As Subramaniam explains, “AI agentic systems, which autonomously access APIs to perform tasks, complicate API security by expanding the attack surface, enabling dynamic and unpredictable interactions, and amplifying existing vulnerabilities through high-speed, automated actions.” Preventing unauthorized access by agents will require more granular control and more time-bound role-based access control (RBAC).
Other API risks stem from the broader software supply chain. In 2025, JPMorganChase CISO Patrick Opet published an open letter about diminishing standards for SaaS providers, writing that the SaaS delivery model is “quietly enabling cyber attackers” and creating a “substantial vulnerability that is weakening the global economic system.”
Third-party API consumption can open an organization to sensitive data exposure. According to Gartner, 71% of organizations use APIs provided by third parties such as SaaS vendors, making third-party APIs another major risk vector.
“For third-party APIs, we already require vendor security reviews and contractual security assurances,” says Fortitude Re’s Franklin, noting that this is part of a broader SaaS security program that provides visibility into the SaaS systems employees use.
The onus, however, is also on the consuming organization to implement better token-handling processes to secure API connections to SaaS platforms. This is especially important, as developers are often reckless with API keys and secrets. In 2024, Escape discovered 18,000 API secrets and tokens floating around on the open web.
Some CISOs are actively addressing this. “Our team centralizes and encrypts all third-party credentials — API keys, tokens — within the API management layer,” says Subramaniam. “We never distribute raw credentials to our internal development teams.”
Maintaining safe integrations requires ongoing discipline, too. “We apply the same rigor to third-party APIs: Credentials are tightly scoped, regularly rotated, and monitored for behavioral drift,” adds Faxon. “If an integration begins acting outside its expected pattern, it’s treated as a security event, not a technical anomaly.”
For Murphy, avoiding third-party API gaps requires careful vendor evaluation and tooling decisions. “You trust but verify.” The same intentions must be applied to assessing API management tools, too — maintaining too many niche products increases complexity and brings scalability challenges, and requires stitching them together to obtain a cohesive API security view.

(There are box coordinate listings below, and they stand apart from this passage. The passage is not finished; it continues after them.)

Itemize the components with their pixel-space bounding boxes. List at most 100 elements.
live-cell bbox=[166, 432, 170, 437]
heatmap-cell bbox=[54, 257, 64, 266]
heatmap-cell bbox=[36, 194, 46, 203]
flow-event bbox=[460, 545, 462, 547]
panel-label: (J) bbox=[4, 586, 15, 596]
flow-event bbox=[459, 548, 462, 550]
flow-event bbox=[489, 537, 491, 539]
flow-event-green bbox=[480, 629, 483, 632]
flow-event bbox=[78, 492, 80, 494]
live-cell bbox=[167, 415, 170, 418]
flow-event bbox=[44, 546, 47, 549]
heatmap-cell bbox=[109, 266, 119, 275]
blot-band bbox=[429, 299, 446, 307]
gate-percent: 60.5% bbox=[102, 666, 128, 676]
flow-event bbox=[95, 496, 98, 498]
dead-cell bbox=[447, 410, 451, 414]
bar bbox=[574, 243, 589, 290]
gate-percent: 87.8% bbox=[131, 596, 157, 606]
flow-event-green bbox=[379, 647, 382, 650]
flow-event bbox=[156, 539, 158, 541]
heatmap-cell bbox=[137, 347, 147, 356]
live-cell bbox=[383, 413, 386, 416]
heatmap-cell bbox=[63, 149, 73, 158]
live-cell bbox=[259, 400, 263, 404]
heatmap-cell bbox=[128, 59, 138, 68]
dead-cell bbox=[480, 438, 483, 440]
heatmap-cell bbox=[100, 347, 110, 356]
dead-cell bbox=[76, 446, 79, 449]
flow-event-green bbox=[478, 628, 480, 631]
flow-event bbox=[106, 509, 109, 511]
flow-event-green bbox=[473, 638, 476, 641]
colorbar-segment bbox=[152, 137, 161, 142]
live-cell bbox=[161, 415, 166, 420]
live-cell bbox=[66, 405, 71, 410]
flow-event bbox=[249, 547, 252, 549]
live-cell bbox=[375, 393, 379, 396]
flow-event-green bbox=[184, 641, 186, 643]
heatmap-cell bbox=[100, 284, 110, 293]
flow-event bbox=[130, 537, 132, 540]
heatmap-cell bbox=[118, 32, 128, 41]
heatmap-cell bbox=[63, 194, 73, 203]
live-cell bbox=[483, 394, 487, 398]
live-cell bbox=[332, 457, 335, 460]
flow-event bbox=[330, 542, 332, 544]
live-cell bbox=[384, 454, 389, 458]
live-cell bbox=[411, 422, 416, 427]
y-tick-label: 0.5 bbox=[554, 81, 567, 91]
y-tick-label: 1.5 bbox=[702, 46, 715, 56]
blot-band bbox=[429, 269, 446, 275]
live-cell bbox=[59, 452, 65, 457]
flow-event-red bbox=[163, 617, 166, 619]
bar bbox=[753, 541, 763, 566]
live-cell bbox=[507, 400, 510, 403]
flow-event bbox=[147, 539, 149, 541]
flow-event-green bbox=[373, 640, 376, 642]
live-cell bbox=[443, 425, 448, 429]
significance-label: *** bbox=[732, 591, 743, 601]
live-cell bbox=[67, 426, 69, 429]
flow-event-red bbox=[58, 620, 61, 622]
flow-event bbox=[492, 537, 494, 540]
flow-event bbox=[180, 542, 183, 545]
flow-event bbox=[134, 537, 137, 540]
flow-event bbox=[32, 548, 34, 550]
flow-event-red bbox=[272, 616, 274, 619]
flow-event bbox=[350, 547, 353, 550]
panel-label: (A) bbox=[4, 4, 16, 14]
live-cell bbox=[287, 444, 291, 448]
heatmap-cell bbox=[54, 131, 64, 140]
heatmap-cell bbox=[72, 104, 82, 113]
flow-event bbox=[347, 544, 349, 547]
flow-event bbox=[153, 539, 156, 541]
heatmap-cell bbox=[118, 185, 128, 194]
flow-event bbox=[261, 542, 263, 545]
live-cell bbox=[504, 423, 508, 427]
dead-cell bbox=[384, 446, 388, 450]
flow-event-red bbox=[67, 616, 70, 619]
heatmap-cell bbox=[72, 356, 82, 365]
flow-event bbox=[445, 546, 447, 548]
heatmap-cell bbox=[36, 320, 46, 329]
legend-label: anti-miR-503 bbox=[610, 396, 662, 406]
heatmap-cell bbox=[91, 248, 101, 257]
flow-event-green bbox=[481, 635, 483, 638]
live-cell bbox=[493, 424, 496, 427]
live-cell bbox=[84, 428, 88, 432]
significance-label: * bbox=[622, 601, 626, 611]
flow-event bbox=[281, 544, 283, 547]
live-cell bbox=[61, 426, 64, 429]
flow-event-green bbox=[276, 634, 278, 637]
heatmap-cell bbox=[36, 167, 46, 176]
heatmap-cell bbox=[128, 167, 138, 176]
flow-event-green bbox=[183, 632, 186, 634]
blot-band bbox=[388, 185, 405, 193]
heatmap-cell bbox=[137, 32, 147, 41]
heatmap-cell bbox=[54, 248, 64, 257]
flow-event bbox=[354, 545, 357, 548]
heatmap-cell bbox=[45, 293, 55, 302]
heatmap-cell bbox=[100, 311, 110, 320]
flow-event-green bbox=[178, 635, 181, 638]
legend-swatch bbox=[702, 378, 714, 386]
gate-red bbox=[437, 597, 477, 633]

“The more complexity, and the more differentiated monitoring, the higher risk you’re going to mess up,” says Murphy. “But, diversity in the platform is good, too, since compartmentalizing can help with a tiered aspect to security oversight.” One top item in BECU’s roadmap for 2026 is automating between their exposure management platform, vulnerability management platform, and security operations center, he adds.
As APIs become a core aspect of modern business operations, their security risks are becoming more pronounced. “Every API misconfiguration is not just a security gap,” says Faxon. “It’s a business decision being executed at machine speed, without human oversight.”
Responding to this new era of threats requires moving beyond traditional perimeter defenses. Organizations will need new approaches to secure non-human identities — machines, bots, and agents that increasingly interact with systems and data at a business application level.
“The real shift isn’t just from endpoints to APIs,” says Franklin. “It’s from human-driven access to non-human identities like APIs, service accounts, and machine-to-machine connections.” Although these identities now outnumber humans in most enterprises, he adds, they lack rigorous governance, requiring rethinking to secure this new attack surface.
The challenge is further complicated by the diversity of API environments. APIs may be distributed across multiple clouds, platforms, and locations, each with different security controls. As Mazal explains, “The challenge is that as development accelerates and the pace of innovation increases, not all APIs follow the same set of controls.”
Edge-based IoT APIs, for instance, may not allow the same types of traffic enforcement found in centralized environments. “The resulting gaps in interconnectivity make it difficult to manage APIs holistically and consistently across the ecosystem.” For him, real-time threat monitoring and visibility of network telemetry are still essential to correct visibility gaps.
Ultimately, CISOs shouldn’t abandon traditional security tools. But they do need to extend security deeper into the development and design process, embedding checks early, strengthening identity-based authorization, and improving real-time visibility into business-layer interactions.
By combining governance, identity controls, and visibility, CISOs can adequately prepare for the security realities of an API-driven world.